This minimal, jazz-inflected dub release
is a titillating headphone gem for those who like their music crisp
and atmospheric. Rebuilding Vibeshas been intelligently constructed
from its component parts, each element
tidily organized by skilled producer Masayoshi Fujita, who
builds every piece meticulously out of session
recordings. And, as the cover and title suggest, the record
also serves as an extensive study of the vibraphone. Evident care
has been put into every track, with ample
attention allotted to each each sound's placement within the
compositions. This notion is confirmed right off the bat on
"Broken," in which a wiggly bassline, clicky beats, concise
hand-claps, and, yes, a soothing
vibraphone motif are all located wizardly in step with one another.
The record
being highly dub-flavoured, a large emphasis is
also placed on the bass and its interactions with the more
fluid vibraphone parts. This is especially obvious on delightful
"Waterfall," which employs a melodic double bass part
that endows the track with a glistening and mysterious
demeanour. More joyously studious micro-dub comes in the form of
smooth "Space for the Rebuilding" and "November," both of which
employ intriguing percussion constructed out of crackly static
chirps. However, as the album wears down, the lack of variety can
weigh down on the listener a fair bit -- the four instruments remain
the same throughout, after all, and the mood is a constant shady
noir.
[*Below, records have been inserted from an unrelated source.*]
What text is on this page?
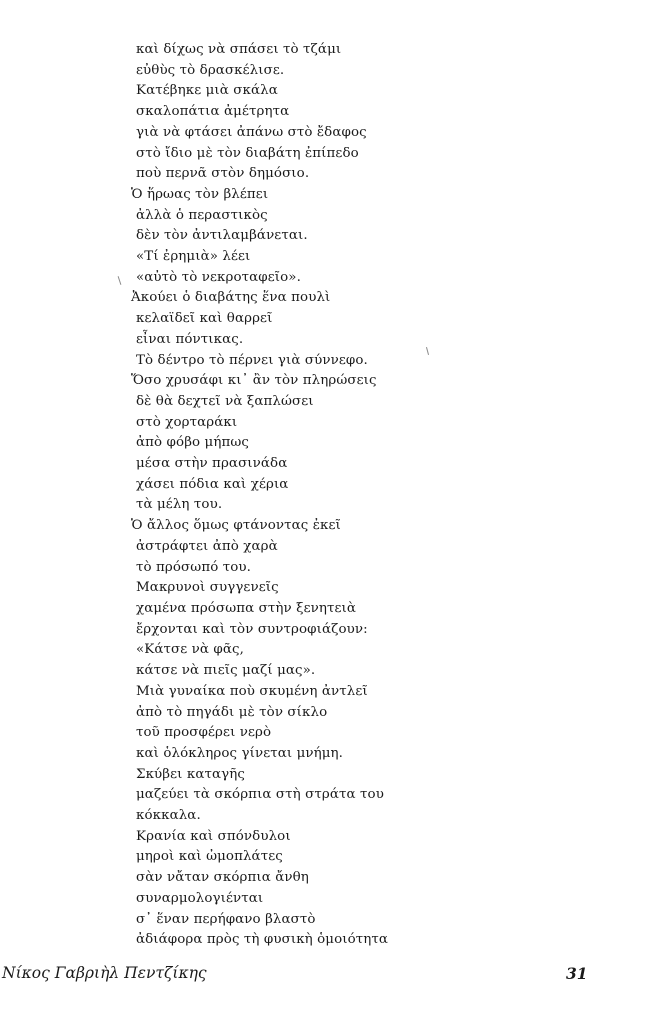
καὶ δίχως νὰ σπάσει τὸ τζάμι
εὐθὺς τὸ δρασκέλισε.
Κατέβηκε μιὰ σκάλα
σκαλοπάτια ἀμέτρητα
γιὰ νὰ φτάσει ἀπάνω στὸ ἔδαφος
στὸ ἴδιο μὲ τὸν διαβάτη ἐπίπεδο
ποὺ περνᾶ στὸν δημόσιο.
Ὁ ἥρωας τὸν βλέπει
ἀλλὰ ὁ περαστικὸς
δὲν τὸν ἀντιλαμβάνεται.
«Τί ἐρημιὰ» λέει
«αὐτὸ τὸ νεκροταφεῖο».
Ἀκούει ὁ διαβάτης ἕνα πουλὶ
κελαϊδεῖ καὶ θαρρεῖ
εἶναι πόντικας.
Τὸ δέντρο τὸ πέρνει γιὰ σύννεφο.
Ὅσο χρυσάφι κι᾿ ἂν τὸν πληρώσεις
δὲ θὰ δεχτεῖ νὰ ξαπλώσει
στὸ χορταράκι
ἀπὸ φόβο μήπως
μέσα στὴν πρασινάδα
χάσει πόδια καὶ χέρια
τὰ μέλη του.
Ὁ ἄλλος ὅμως φτάνοντας ἐκεῖ
ἀστράφτει ἀπὸ χαρὰ
τὸ πρόσωπό του.
Μακρυνοὶ συγγενεῖς
χαμένα πρόσωπα στὴν ξενητειὰ
ἔρχονται καὶ τὸν συντροφιάζουν:
«Κάτσε νὰ φᾶς,
κάτσε νὰ πιεῖς μαζί μας».
Μιὰ γυναίκα ποὺ σκυμένη ἀντλεῖ
ἀπὸ τὸ πηγάδι μὲ τὸν σίκλο
τοῦ προσφέρει νερὸ
καὶ ὁλόκληρος γίνεται μνήμη.
Σκύβει καταγῆς
μαζεύει τὰ σκόρπια στὴ στράτα του
κόκκαλα.
Κρανία καὶ σπόνδυλοι
μηροὶ καὶ ὠμοπλάτες
σὰν νἄταν σκόρπια ἄνθη
συναρμολογιένται
σ᾿ ἕναν περήφανο βλαστὸ
ἀδιάφορα πρὸς τὴ φυσικὴ ὁμοιότητα
Νίκος Γαβριὴλ Πεντζίκης	31
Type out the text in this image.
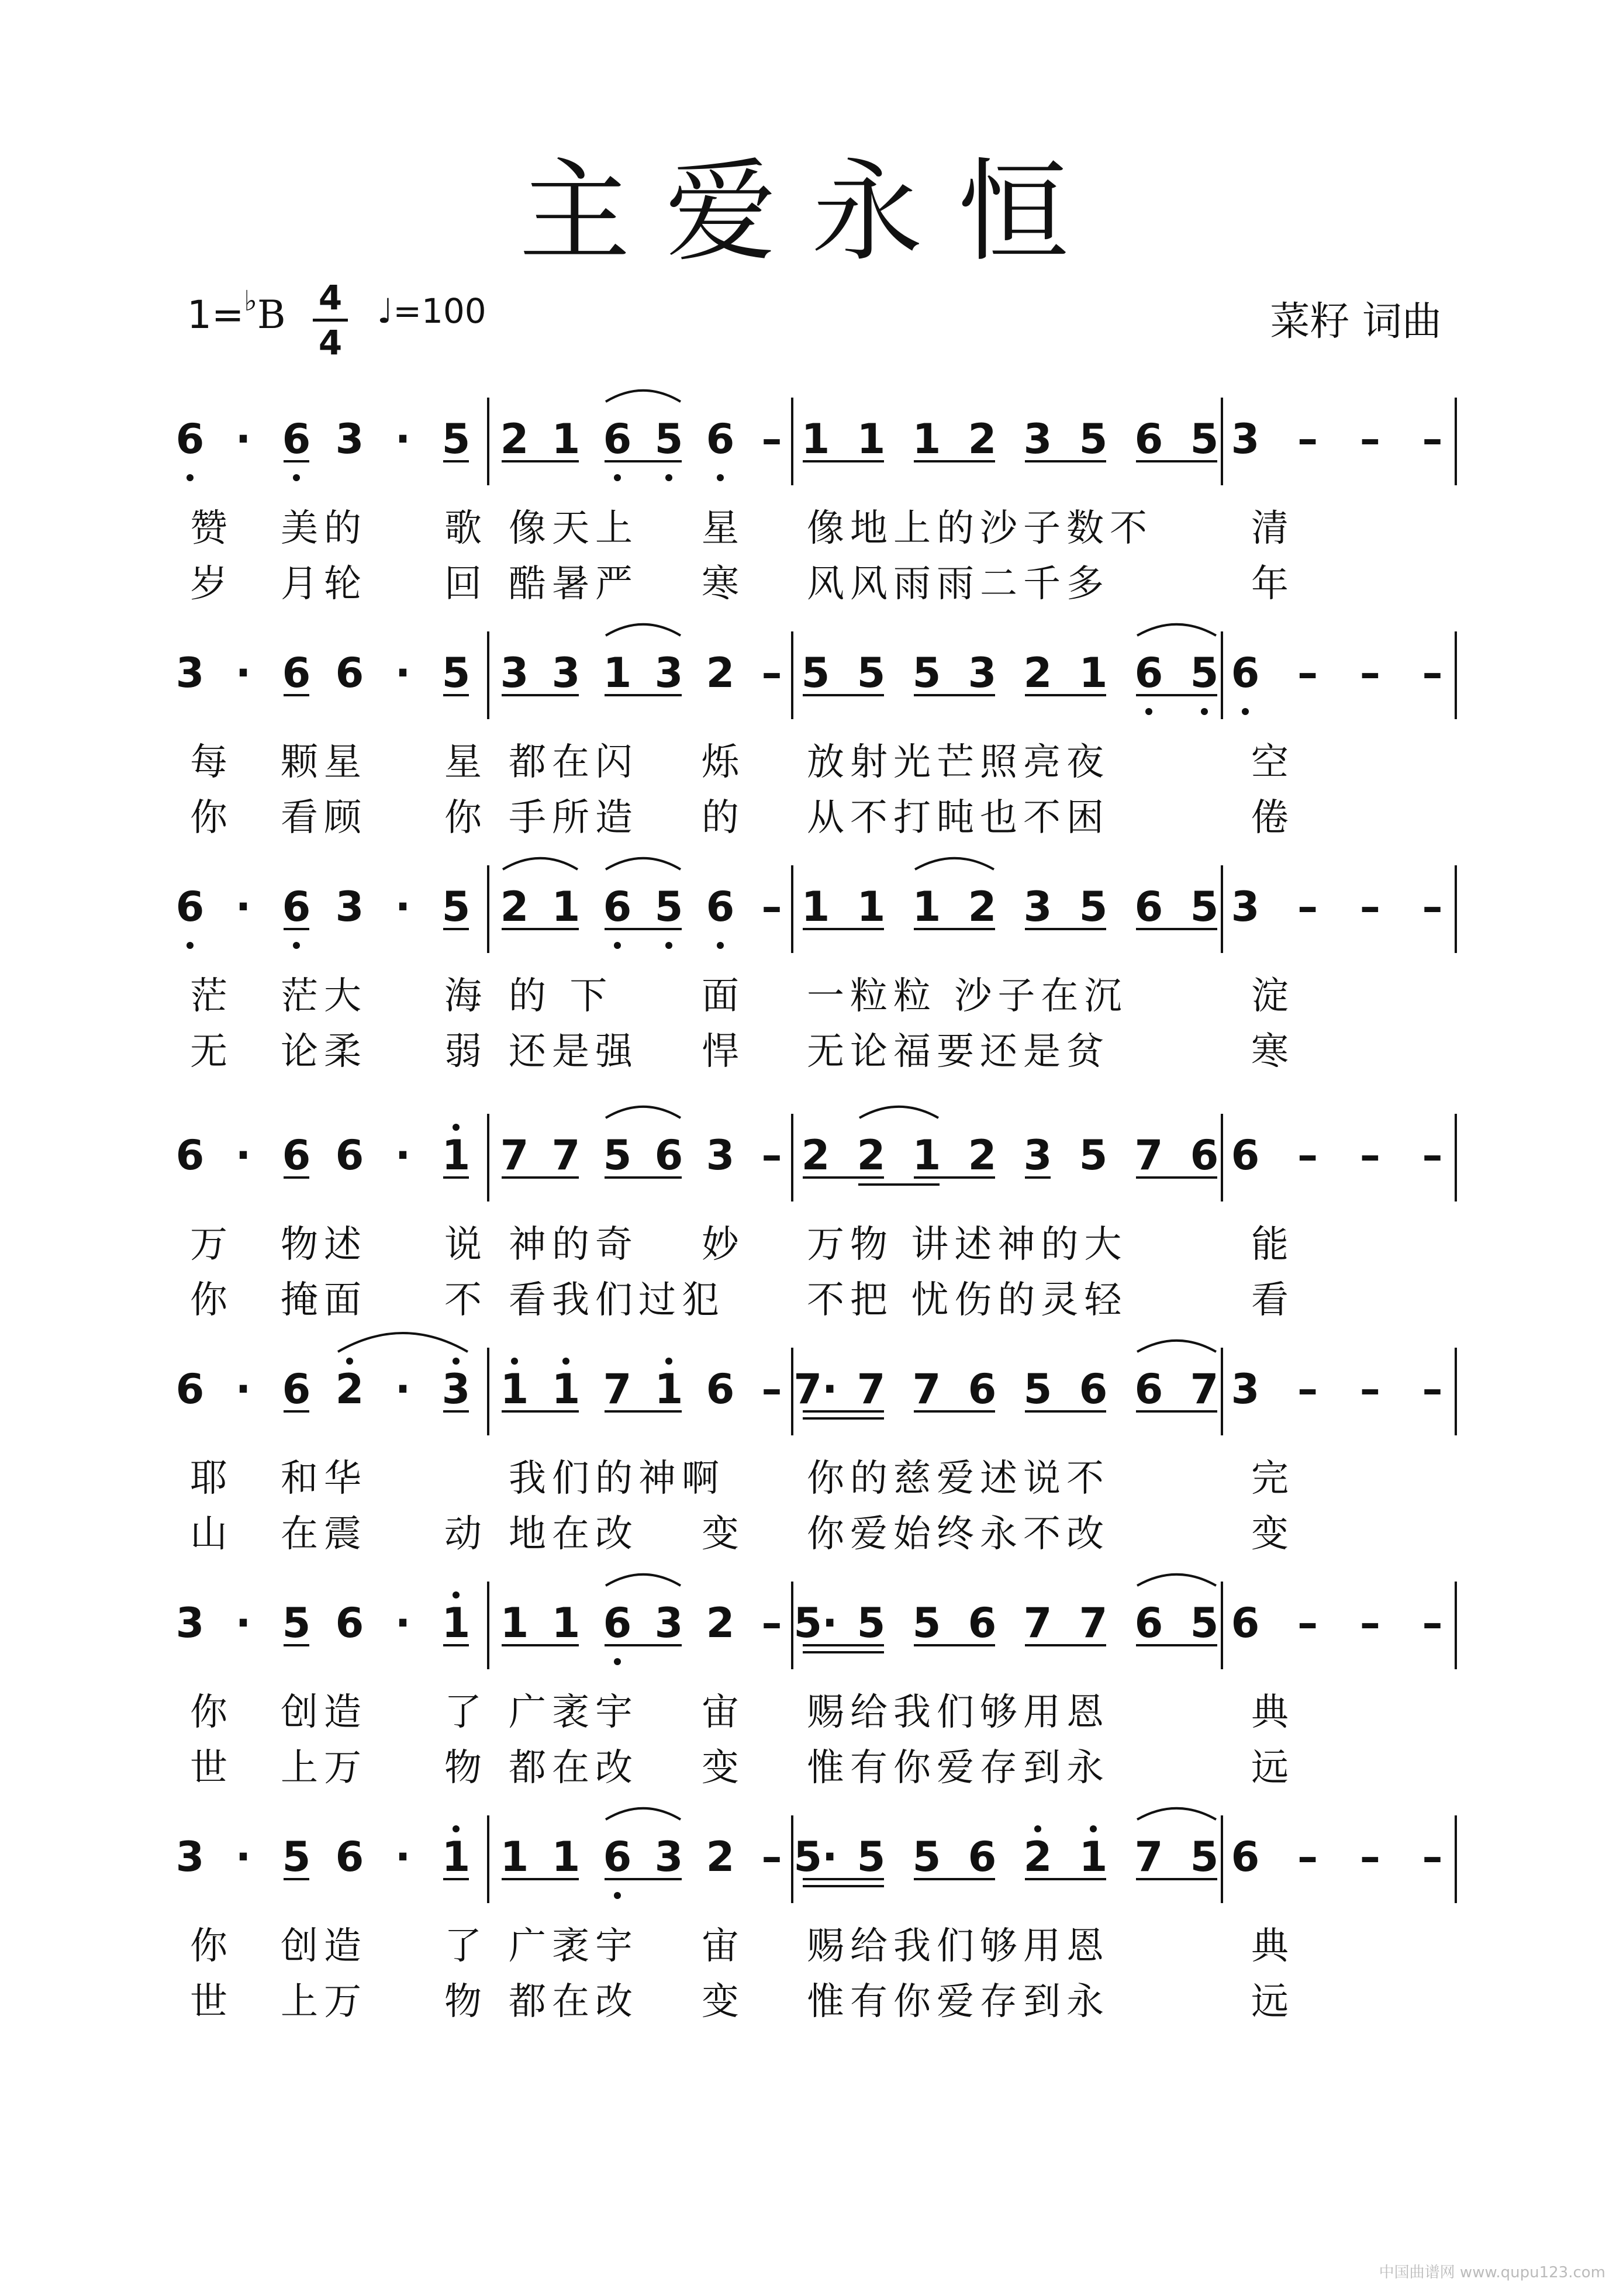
主爱永恒
1=♭B 4
4
♩=100	菜籽 词曲
6 · 6 3 · 5 2 1 6 5 6 – 1 1 1 2 3 5 6 5 3 – – –
赞 美的 歌 像天上 星 像地上的沙子数不	清
岁 月轮 回 酷暑严 寒 风风雨雨二千多	年
3 · 6 6 · 5 3 3 1 3 2 – 5 5 5 3 2 1 6 5 6 – – –
每 颗星 星 都在闪 烁 放射光芒照亮夜	空
你 看顾 你 手所造 的 从不打盹也不困	倦
6 · 6 3 · 5 2 1 6 5 6 – 1 1 1 2 3 5 6 5 3 – – –
茫 茫大 海 的 下 面 一粒粒 沙子在沉	淀
无 论柔 弱 还是强 悍 无论福要还是贫	寒
6 · 6 6 · 1 7 7 5 6 3 – 2 2 1 2 3 5 7 6 6 – – –
万 物述 说 神的奇 妙 万物 讲述神的大	能
你 掩面 不 看我们过犯 不把 忧伤的灵轻	看
6 · 6 2 · 3 1 1 7 1 6 – 7· 7 7 6 5 6 6 7 3 – – –
耶 和华	我们的神啊 你的慈爱述说不	完
山 在震 动 地在改 变 你爱始终永不改	变
3 · 5 6 · 1 1 1 6 3 2 – 5· 5 5 6 7 7 6 5 6 – – –
你 创造 了 广袤宇 宙 赐给我们够用恩	典
世 上万 物 都在改 变 惟有你爱存到永	远
3 · 5 6 · 1 1 1 6 3 2 – 5· 5 5 6 2 1 7 5 6 – – –
你 创造 了 广袤宇 宙 赐给我们够用恩	典
世 上万 物 都在改 变 惟有你爱存到永	远
中国曲谱网 www.qupu123.com
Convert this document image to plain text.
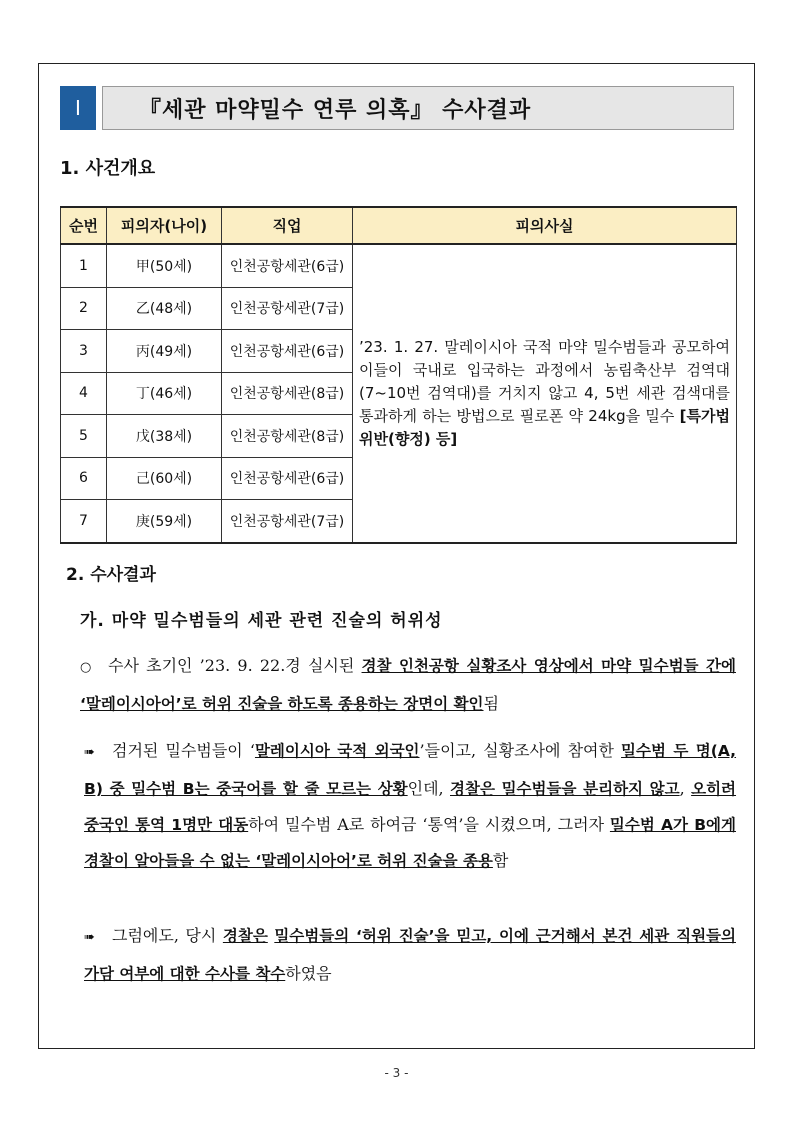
Ⅰ	『세관 마약밀수 연루 의혹』 수사결과
1. 사건개요
순번	피의자(나이)	직업	피의사실
1	甲(50세)	인천공항세관(6급)	’23. 1. 27. 말레이시아 국적 마약 밀수범들과 공모하여 이들이 국내로 입국하는 과정에서 농림축산부 검역대(7~10번 검역대)를 거치지 않고 4, 5번 세관 검색대를 통과하게 하는 방법으로 필로폰 약 24kg을 밀수 [특가법위반(향정) 등]
2	乙(48세)	인천공항세관(7급)	
3	丙(49세)	인천공항세관(6급)	
4	丁(46세)	인천공항세관(8급)	
5	戊(38세)	인천공항세관(8급)	
6	己(60세)	인천공항세관(6급)	
7	庚(59세)	인천공항세관(7급)	
2. 수사결과
가. 마약 밀수범들의 세관 관련 진술의 허위성
○ 수사 초기인 ’23. 9. 22.경 실시된 경찰 인천공항 실황조사 영상에서 마약 밀수범들 간에 ‘말레이시아어’로 허위 진술을 하도록 종용하는 장면이 확인됨
➠ 검거된 밀수범들이 ‘말레이시아 국적 외국인’들이고, 실황조사에 참여한 밀수범 두 명(A, B) 중 밀수범 B는 중국어를 할 줄 모르는 상황인데, 경찰은 밀수범들을 분리하지 않고, 오히려 중국인 통역 1명만 대동하여 밀수범 A로 하여금 ‘통역’을 시켰으며, 그러자 밀수범 A가 B에게 경찰이 알아들을 수 없는 ‘말레이시아어’로 허위 진술을 종용함
➠ 그럼에도, 당시 경찰은 밀수범들의 ‘허위 진술’을 믿고, 이에 근거해서 본건 세관 직원들의 가담 여부에 대한 수사를 착수하였음
- 3 -
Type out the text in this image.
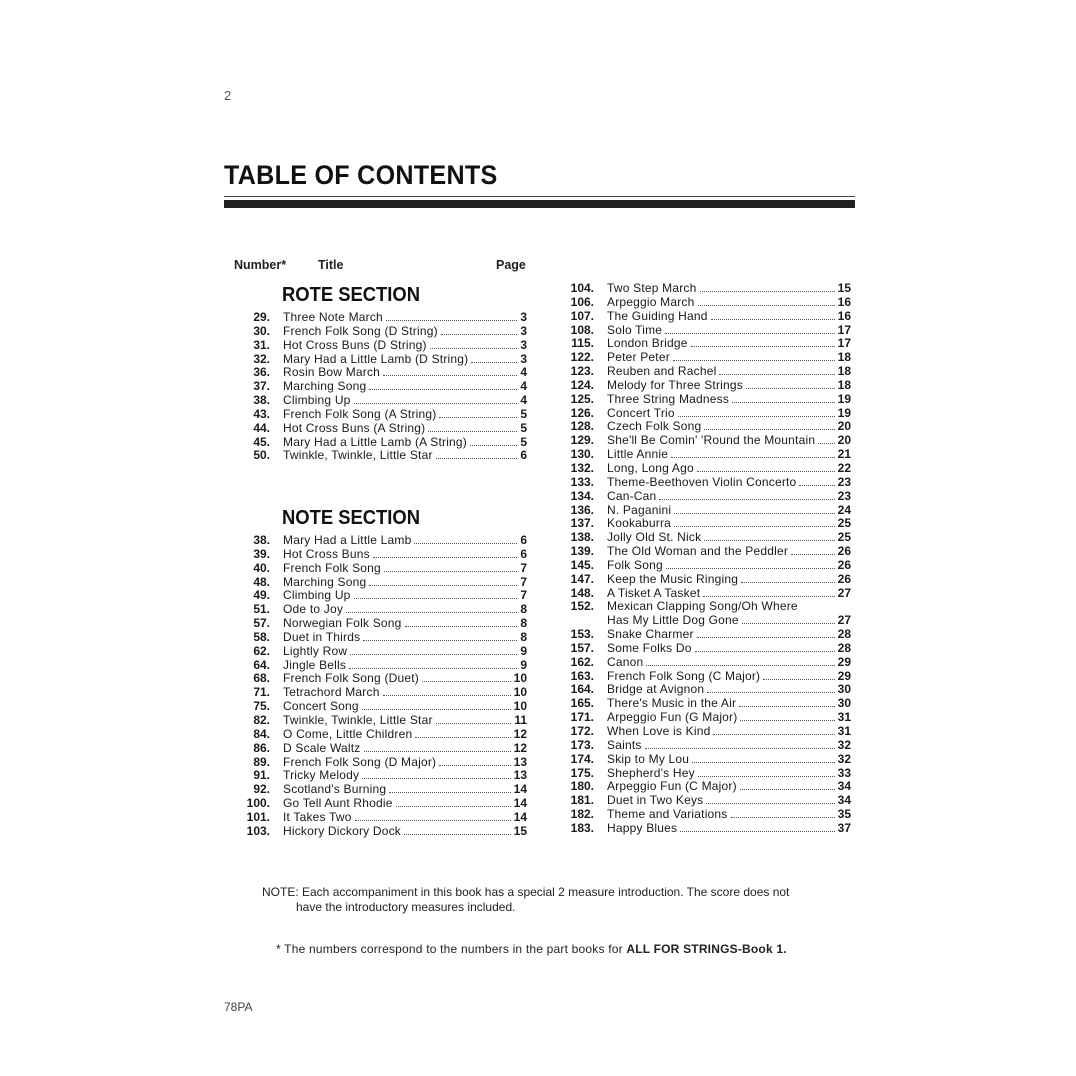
2
TABLE OF CONTENTS
Number*	Title	Page
ROTE SECTION
29. Three Note March	3
30. French Folk Song (D String)	3
31. Hot Cross Buns (D String)	3
32. Mary Had a Little Lamb (D String)	3
36. Rosin Bow March	4
37. Marching Song	4
38. Climbing Up	4
43. French Folk Song (A String)	5
44. Hot Cross Buns (A String)	5
45. Mary Had a Little Lamb (A String)	5
50. Twinkle, Twinkle, Little Star	6
NOTE SECTION
38. Mary Had a Little Lamb	6
39. Hot Cross Buns	6
40. French Folk Song	7
48. Marching Song	7
49. Climbing Up	7
51. Ode to Joy	8
57. Norwegian Folk Song	8
58. Duet in Thirds	8
62. Lightly Row	9
64. Jingle Bells	9
68. French Folk Song (Duet)	10
71. Tetrachord March	10
75. Concert Song	10
82. Twinkle, Twinkle, Little Star	11
84. O Come, Little Children	12
86. D Scale Waltz	12
89. French Folk Song (D Major)	13
91. Tricky Melody	13
92. Scotland's Burning	14
100. Go Tell Aunt Rhodie	14
101. It Takes Two	14
103. Hickory Dickory Dock	15
104. Two Step March	15
106. Arpeggio March	16
107. The Guiding Hand	16
108. Solo Time	17
115. London Bridge	17
122. Peter Peter	18
123. Reuben and Rachel	18
124. Melody for Three Strings	18
125. Three String Madness	19
126. Concert Trio	19
128. Czech Folk Song	20
129. She'll Be Comin' 'Round the Mountain 20
130. Little Annie	21
132. Long, Long Ago	22
133. Theme-Beethoven Violin Concerto	23
134. Can-Can	23
136. N. Paganini	24
137. Kookaburra	25
138. Jolly Old St. Nick	25
139. The Old Woman and the Peddler	26
145. Folk Song	26
147. Keep the Music Ringing	26
148. A Tisket A Tasket	27
152. Mexican Clapping Song/Oh Where
Has My Little Dog Gone	27
153. Snake Charmer	28
157. Some Folks Do	28
162. Canon	29
163. French Folk Song (C Major)	29
164. Bridge at Avignon	30
165. There's Music in the Air	30
171. Arpeggio Fun (G Major)	31
172. When Love is Kind	31
173. Saints	32
174. Skip to My Lou	32
175. Shepherd's Hey	33
180. Arpeggio Fun (C Major)	34
181. Duet in Two Keys	34
182. Theme and Variations	35
183. Happy Blues	37
NOTE: Each accompaniment in this book has a special 2 measure introduction. The score does not
have the introductory measures included.
* The numbers correspond to the numbers in the part books for ALL FOR STRINGS-Book 1.
78PA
Curiously, it's the closer, "Dunst," which changes things up
most radically, eschewing the overt beats of its predecessors for a
quiet glitch track bolstered by a faint heartbeat rhythm. Somehow,
despite overtly departing from the album's main thesis, it's still
got that 2:00AM smoky nightclub aura to it.
Rebuilding Vibes is a mature
sort of experimental dub album, with the added element of sampled
vibraphone making for a cohesive if occasionally homogeneous record.
I conceive this as sort of a cross between FS Blumm and early
Dabrye, with other points of reference coming by way of early
Ninja Tune as well as more experimental labels like Mego and Raster-Noton.